I will never sneeze again without expecting him to come running and calling out to check on me. I will always remember how he would lift up his chin as he would talk to me. He will always be my boy.


----------



## marie73 (Jul 12, 2006)

He had such a wonderful life with you. Sounds as if he was so in tune with your feelings, it almost seems like he didn't want to worry you or see you cry when it was his time. Such a gorgeous, soft, fluffy boy. atback


----------



## Jeanie (Jun 18, 2003)

Leazie, I can't read your tribute right now; I think you understand. My heart breaks for you. I pray that you will find peace. Know that God knows every sparrow that falls, and that Taz is surrounded by perfect love. 

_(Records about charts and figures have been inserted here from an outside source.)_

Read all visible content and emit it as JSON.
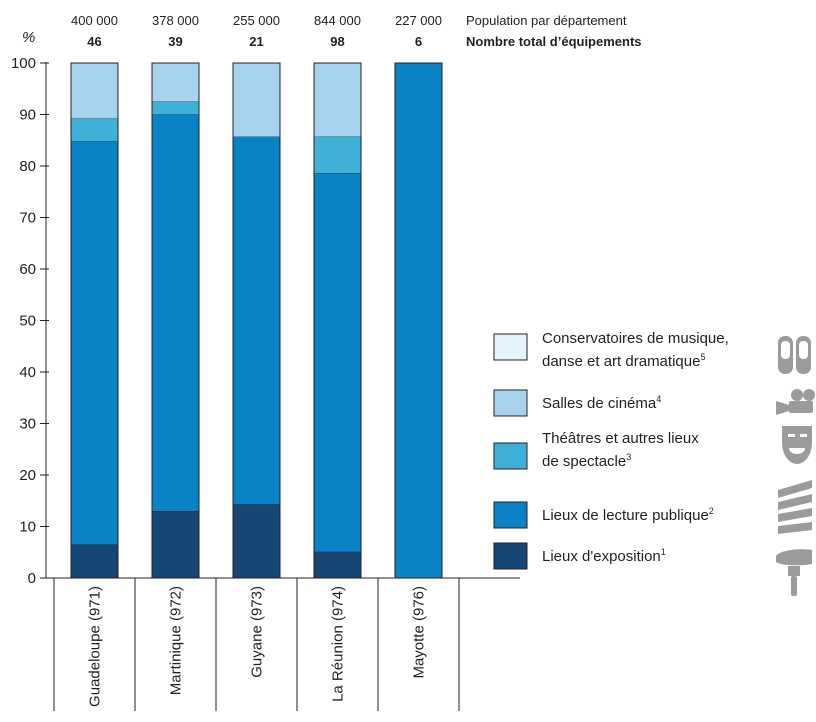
{
  "chart_data": {
    "type": "bar",
    "stacked": true,
    "unit_label": "%",
    "ylim": [
      0,
      100
    ],
    "y_ticks": [
      0,
      10,
      20,
      30,
      40,
      50,
      60,
      70,
      80,
      90,
      100
    ],
    "categories": [
      "Guadeloupe (971)",
      "Martinique (972)",
      "Guyane (973)",
      "La Réunion (974)",
      "Mayotte (976)"
    ],
    "header_rows": [
      {
        "label": "Population par département",
        "bold": false,
        "values": [
          "400 000",
          "378 000",
          "255 000",
          "844 000",
          "227 000"
        ]
      },
      {
        "label": "Nombre total d’équipements",
        "bold": true,
        "values": [
          "46",
          "39",
          "21",
          "98",
          "6"
        ]
      }
    ],
    "series": [
      {
        "name": "Lieux d'exposition",
        "sup": "1",
        "color": "#164674",
        "icon": "paintbrush-icon",
        "values": [
          6.5,
          13,
          14.3,
          5.1,
          0
        ]
      },
      {
        "name": "Lieux de lecture publique",
        "sup": "2",
        "color": "#0a83c6",
        "icon": "books-icon",
        "values": [
          78.3,
          77,
          71.4,
          73.5,
          100
        ]
      },
      {
        "name": "Théâtres et autres lieux de spectacle",
        "line1": "Théâtres et autres lieux",
        "line2": "de spectacle",
        "sup": "3",
        "color": "#3fb1d8",
        "icon": "theatre-mask-icon",
        "values": [
          4.4,
          2.5,
          0,
          7.1,
          0
        ]
      },
      {
        "name": "Salles de cinéma",
        "sup": "4",
        "color": "#a6d4ef",
        "icon": "film-camera-icon",
        "values": [
          10.8,
          7.5,
          14.3,
          14.3,
          0
        ]
      },
      {
        "name": "Conservatoires de musique, danse et art dramatique",
        "line1": "Conservatoires de musique,",
        "line2": "danse et art dramatique",
        "sup": "5",
        "color": "#e4f4fc",
        "icon": "ballet-shoes-icon",
        "values": [
          0,
          0,
          0,
          0,
          0
        ]
      }
    ],
    "legend_position": "right",
    "grid": false
  }
}
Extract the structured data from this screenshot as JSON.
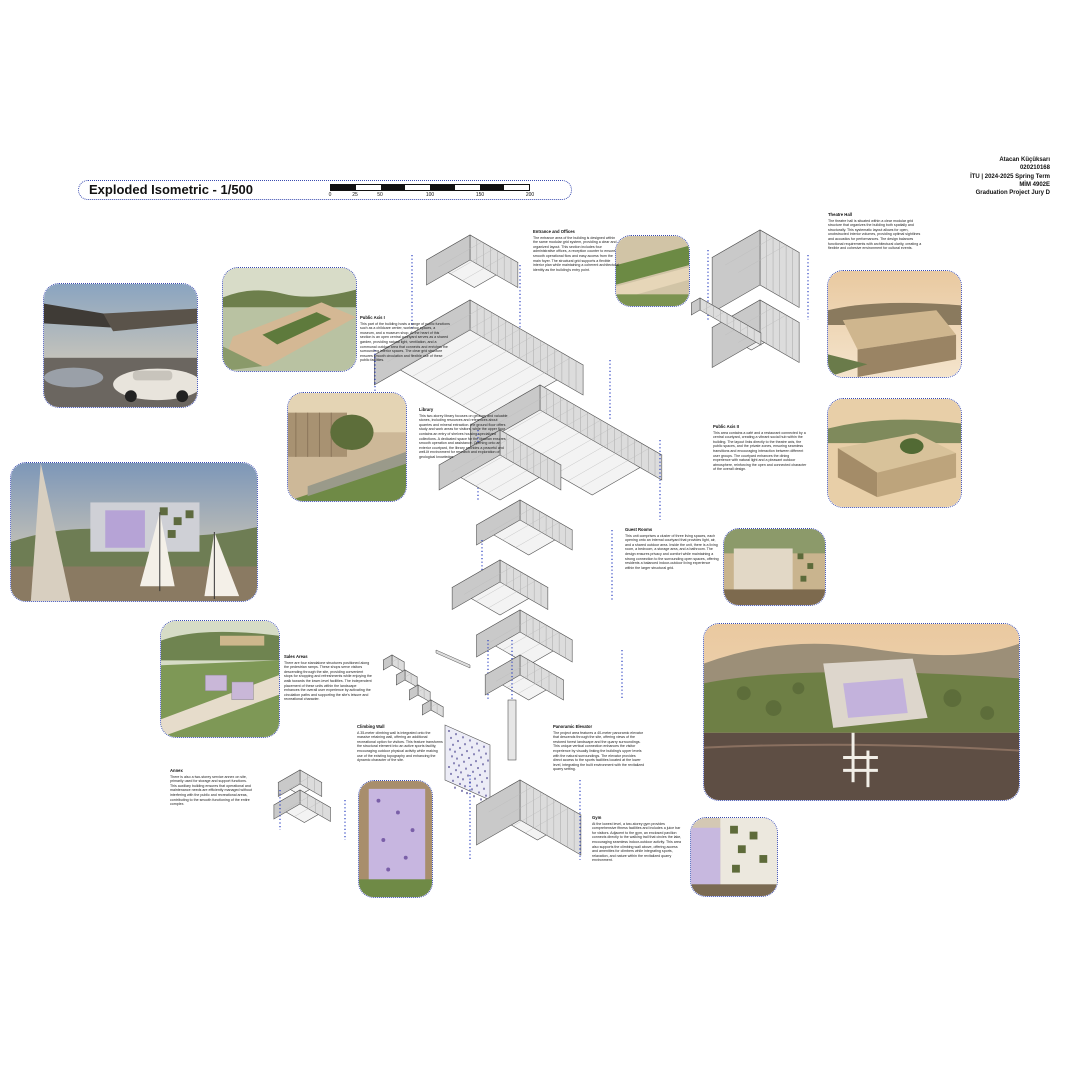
{
  "sheet": {
    "title": "Exploded Isometric - 1/500",
    "scale_ticks": [
      "0",
      "25",
      "50",
      "100",
      "150",
      "200"
    ],
    "author_block": [
      "Atacan Küçüksarı",
      "020210168",
      "İTU | 2024-2025 Spring Term",
      "MİM 4902E",
      "Graduation Project Jury D"
    ]
  },
  "annotations": [
    {
      "key": "entrance",
      "title": "Entrance and Offices",
      "body": "The entrance area of the building is designed within the same modular grid system, providing a clear and organized layout. This section includes four administrative offices, a reception counter to ensure smooth operational flow and easy access from the main foyer. The structural grid supports a flexible interior plan while maintaining a coherent architectural identity as the building's entry point."
    },
    {
      "key": "theatre",
      "title": "Theatre Hall",
      "body": "The theatre hall is situated within a clear modular grid structure that organizes the building both spatially and structurally. This systematic layout allows for open, unobstructed interior volumes, providing optimal sightlines and acoustics for performances. The design balances functional requirements with architectural clarity, creating a flexible and cohesive environment for cultural events."
    },
    {
      "key": "public1",
      "title": "Public Axis I",
      "body": "This part of the building hosts a range of public functions such as a childcare center, workshop spaces, a museum, and a museum shop. At the heart of this section is an open central courtyard serves as a shared garden, providing natural light, ventilation, and a communal outdoor area that connects and enriches the surrounding interior spaces. The clear grid structure ensures smooth circulation and flexible use of these public facilities."
    },
    {
      "key": "library",
      "title": "Library",
      "body": "This two-storey library focuses on geology and valuable stones, including resources and references about quarries and mineral extraction. the ground floor offers study and work areas for visitors, while the upper floor contains an entry of shelves housing specialized collections. A dedicated space for the librarian ensures smooth operation and assistance. Opening onto an exterior courtyard, the library provides a peaceful and well-lit environment for research and exploration of geological knowledge."
    },
    {
      "key": "public2",
      "title": "Public Axis II",
      "body": "This area contains a café and a restaurant connected by a central courtyard, creating a vibrant social hub within the building. The layout links directly to the theatre axis, the public spaces, and the private zones, ensuring seamless transitions and encouraging interaction between different user groups. The courtyard enhances the dining experience with natural light and a pleasant outdoor atmosphere, reinforcing the open and connected character of the overall design."
    },
    {
      "key": "guest",
      "title": "Guest Rooms",
      "body": "This unit comprises a cluster of three living spaces, each opening onto an internal courtyard that provides light, air, and a shared outdoor area. Inside the unit, there is a living room, a bedroom, a storage area, and a bathroom. The design ensures privacy and comfort while maintaining a strong connection to the surrounding open spaces, offering residents a balanced indoor-outdoor living experience within the larger structural grid."
    },
    {
      "key": "sales",
      "title": "Sales Areas",
      "body": "There are four standalone structures positioned along the pedestrian ramps. These shops serve visitors descending through the site, providing convenient stops for shopping and refreshments while enjoying the walk towards the lower-level facilities. The independent placement of these units within the landscape enhances the overall user experience by activating the circulation paths and supporting the site's leisure and recreational character."
    },
    {
      "key": "climbing",
      "title": "Climbing Wall",
      "body": "A 35-meter climbing wall is integrated onto the massive retaining wall, offering an additional recreational option for visitors. This feature transforms the structural element into an active sports facility, encouraging outdoor physical activity while making use of the existing topography and enhancing the dynamic character of the site."
    },
    {
      "key": "elevator",
      "title": "Panoramic Elevator",
      "body": "The project area features a 40-meter panoramic elevator that descends through the site, offering views of the restored forest landscape and the quarry surroundings. This unique vertical connection enhances the visitor experience by visually linking the building's upper levels with the natural surroundings. The elevator provides direct access to the sports facilities located at the lower level, integrating the built environment with the revitalized quarry setting."
    },
    {
      "key": "annex",
      "title": "Annex",
      "body": "There is also a two-storey service annex on site, primarily used for storage and support functions. This auxiliary building ensures that operational and maintenance needs are efficiently managed without interfering with the public and recreational areas, contributing to the smooth functioning of the entire complex."
    },
    {
      "key": "gym",
      "title": "Gym",
      "body": "At the lowest level, a two-storey gym provides comprehensive fitness facilities and includes a juice bar for visitors. Adjacent to the gym, an enclosed pavilion connects directly to the walking trail that circles the lake, encouraging seamless indoor-outdoor activity. This area also supports the climbing wall above, offering access and amenities for climbers while integrating sports, relaxation, and nature within the revitalized quarry environment."
    }
  ],
  "photos": [
    {
      "key": "parking",
      "subject": "parking canopy with cars"
    },
    {
      "key": "roof-garden",
      "subject": "aerial of landscaped roof and courtyard"
    },
    {
      "key": "library-courtyard",
      "subject": "library courtyard with trees"
    },
    {
      "key": "lake-sailboats",
      "subject": "building seen from lake with sailboats"
    },
    {
      "key": "sales-ramp",
      "subject": "sales pavilions along ramp"
    },
    {
      "key": "climbing-wall",
      "subject": "purple climbing wall"
    },
    {
      "key": "entrance-aerial",
      "subject": "entrance block aerial"
    },
    {
      "key": "theatre-aerial",
      "subject": "theatre hall at sunset"
    },
    {
      "key": "public-courtyard",
      "subject": "public axis courtyard aerial"
    },
    {
      "key": "guest-rooms",
      "subject": "guest room terraces"
    },
    {
      "key": "site-overview",
      "subject": "site overview with lake and pier"
    },
    {
      "key": "gym-facade",
      "subject": "gym facade with green wall"
    }
  ],
  "colors": {
    "frame": "#3a4bb0",
    "dots": "#2a3fc0",
    "line": "#555555"
  }
}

He was and is a very beautiful boy, as Marie said. Oh, how we wish they were ours forever. What an honor that God has entrusted these dear little lives with us. May God bless you and ease your pain. Know that I care deeply.


----------



## katlover13 (Apr 15, 2008)

It sounds like Taz lived life on his own terms. He picked his mommy, he said goodbye to you the way he chose, and he went off to be alone when his time came.
Such a beautiful boy he was and how lucky to have lived his life with his very own person who he knew loved him so much. I hope the wonderful memories you have with him will be a comfort to you.


----------



## Heidi n Q (Nov 22, 2006)

What a sweet gesture he had. The photo really caught my eye. *_waves 'bye' at him_* What a sweet kitty.
heidi


----------



## Lisa 216 (Oct 25, 2004)

I am so sorry  I hope you will find comfort in your wonderful memories of Taz and know that you gave him a life full of love and care. What a beautiful kitty he was.


----------



## Leazie (Apr 14, 2007)

Thank you to all. Yes, I really focusing on my wonderful memories and I am really lucky to have so many of them!

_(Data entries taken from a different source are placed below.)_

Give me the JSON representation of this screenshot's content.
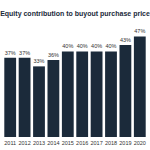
{
  "chart_data": {
    "type": "bar",
    "title": "Equity contribution to buyout purchase price",
    "categories": [
      "2011",
      "2012",
      "2013",
      "2014",
      "2015",
      "2016",
      "2017",
      "2018",
      "2019",
      "2020"
    ],
    "values": [
      37,
      37,
      33,
      36,
      40,
      40,
      40,
      40,
      43,
      47
    ],
    "value_labels": [
      "37%",
      "37%",
      "33%",
      "36%",
      "40%",
      "40%",
      "40%",
      "40%",
      "43%",
      "47%"
    ],
    "color": "#1b2a3a",
    "ylim": [
      0,
      50
    ],
    "grid": false,
    "data_labels": true,
    "tick_labels": "x"
  }
}
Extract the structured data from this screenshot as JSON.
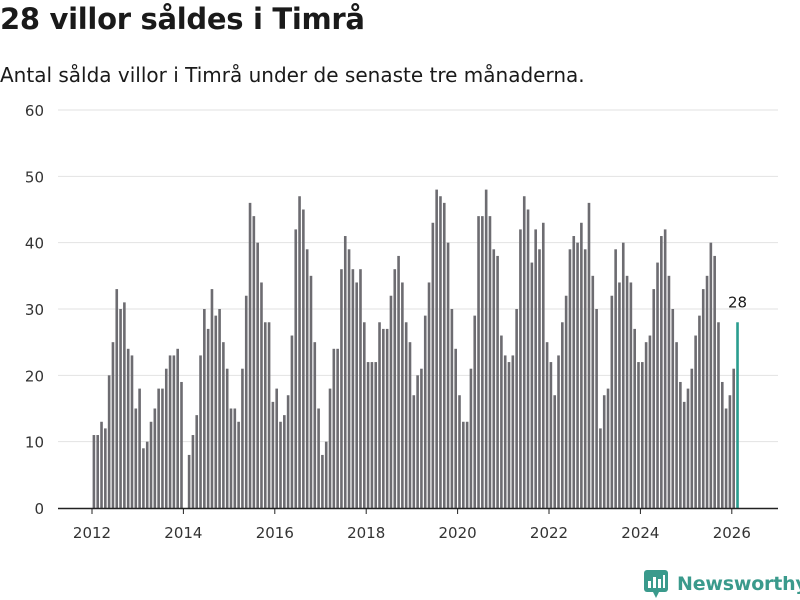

Heidi, I picked that photo because I had the same thought that we was waving goodbye.


----------



## Fran (Jan 9, 2008)

Leazie:

What a beautiful story about your last evening with Taz, brought tears to my eyes...You and he had a deep connection, that will never go away.

Fran


----------



## DesnBaby (Apr 18, 2004)

I'm so sorry about Taz Leazie atback


----------



## my5kitties (Sep 13, 2005)

I'm so sorry, Leazie. My heart goes out to you and your fur family. atback *hugs*


----------